As a journalist, I’m used to being ashamed.
It may sound a little strange, taken out of context, but I have no better word for the feeling that occasionally arises when I meet vulnerable people. No matter what part of the world I am in, Sweden or, more recently, Moria on Lesbos in Greece.
I’m privileged, that’s the best explanation I can give. As a Swede, I was born straight into the world of VIP rooms and it has always been obvious that I have been able to study, travel, work, dress the way I want and be able to express my thoughts, feelings and opinions freely and without fear.
I’m proud to be able to pick and choose on the buffet table of life, but then sometimes that feeling of shame comes.
When I recently – neck over head – booked myself on the first best flight to Lesbos to report on the terrible fire that destroyed Greece’s largest refugee camp Moria and entered the most affordable hotel I could find at the last minute, I woke up with that feeling. It is everywhere. as a spice to the fantastic breakfast buffet that I get to eat next to the palace-like hotel building by the pool area, just a ten minute drive away from the road where thousands of refugees and migrants are now forced to sleep after losing the little they had in the fire … I’m ashamed.
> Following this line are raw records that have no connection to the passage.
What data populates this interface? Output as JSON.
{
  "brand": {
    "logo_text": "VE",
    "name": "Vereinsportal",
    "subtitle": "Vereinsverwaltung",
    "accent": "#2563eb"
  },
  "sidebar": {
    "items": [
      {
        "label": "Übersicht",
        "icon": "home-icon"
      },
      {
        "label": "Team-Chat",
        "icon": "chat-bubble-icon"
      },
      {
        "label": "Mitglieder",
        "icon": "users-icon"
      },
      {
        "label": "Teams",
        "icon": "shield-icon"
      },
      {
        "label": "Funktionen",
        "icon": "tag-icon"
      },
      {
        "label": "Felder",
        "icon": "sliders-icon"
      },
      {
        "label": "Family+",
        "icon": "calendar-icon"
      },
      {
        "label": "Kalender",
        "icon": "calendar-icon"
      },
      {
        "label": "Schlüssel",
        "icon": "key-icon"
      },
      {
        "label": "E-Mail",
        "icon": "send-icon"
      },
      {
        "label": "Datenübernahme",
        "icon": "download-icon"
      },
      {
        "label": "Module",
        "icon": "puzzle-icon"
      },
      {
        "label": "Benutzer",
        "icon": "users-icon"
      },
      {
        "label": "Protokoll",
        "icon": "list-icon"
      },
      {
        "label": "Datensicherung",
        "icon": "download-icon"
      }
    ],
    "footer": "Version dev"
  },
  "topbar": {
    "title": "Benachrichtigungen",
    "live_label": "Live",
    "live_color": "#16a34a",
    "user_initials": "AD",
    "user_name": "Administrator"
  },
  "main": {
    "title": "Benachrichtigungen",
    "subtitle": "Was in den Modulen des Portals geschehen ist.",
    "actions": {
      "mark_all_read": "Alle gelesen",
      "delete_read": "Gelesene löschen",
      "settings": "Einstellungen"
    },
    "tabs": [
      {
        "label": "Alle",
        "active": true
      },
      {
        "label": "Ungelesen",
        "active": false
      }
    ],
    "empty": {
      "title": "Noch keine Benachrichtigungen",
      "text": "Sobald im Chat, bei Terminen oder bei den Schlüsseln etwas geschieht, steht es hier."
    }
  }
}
When I walked around the Morial camp the other day after the first fire and saw thousands of people trying to save what could be saved from the camp and a man carried a small puppy in his arms through burning ash heaps and debris, the feeling came again. Shame!
Or like when I talked to Giorgios, entrepreneurs in the village of Panagioúda, just a few kilometers from the Morial camp where riot police set up roadblocks. I asked why he thinks that people here on the island are tired of the refugee situation, he reminds me of 2015, when people talked about giving the Nobel Peace Prize to Lesbos because they selflessly took what little they had after ten years of national economic crisis and gave to the refugees who came with the first wave.
Now foreign media only show the people of Lesbos as racists – they no longer care about why the picture has changed, about their fear and frustration, says Giorgios.
I hear the same thing from many others, they say that the Greek government has left the islands closest to Turkey to resolve the refugee issue themselves, and that Europe has turned its back on Greece. I remember when a volunteer showed me the correspondence of the Greek authorities with other EU countries, an appeal to receive some of the thousands of unaccompanied children who were then in Greece.
They did not receive an answer in two years. I do not have to say how I felt … you see.
So when I’m on Lesbos to report and walk around the Morial camp to talk to the people who are being evacuated when a second fire suddenly breaks out, it feels good to be a little affected myself. That the smoke from the fire fills my eyes so that I can let the tears fall.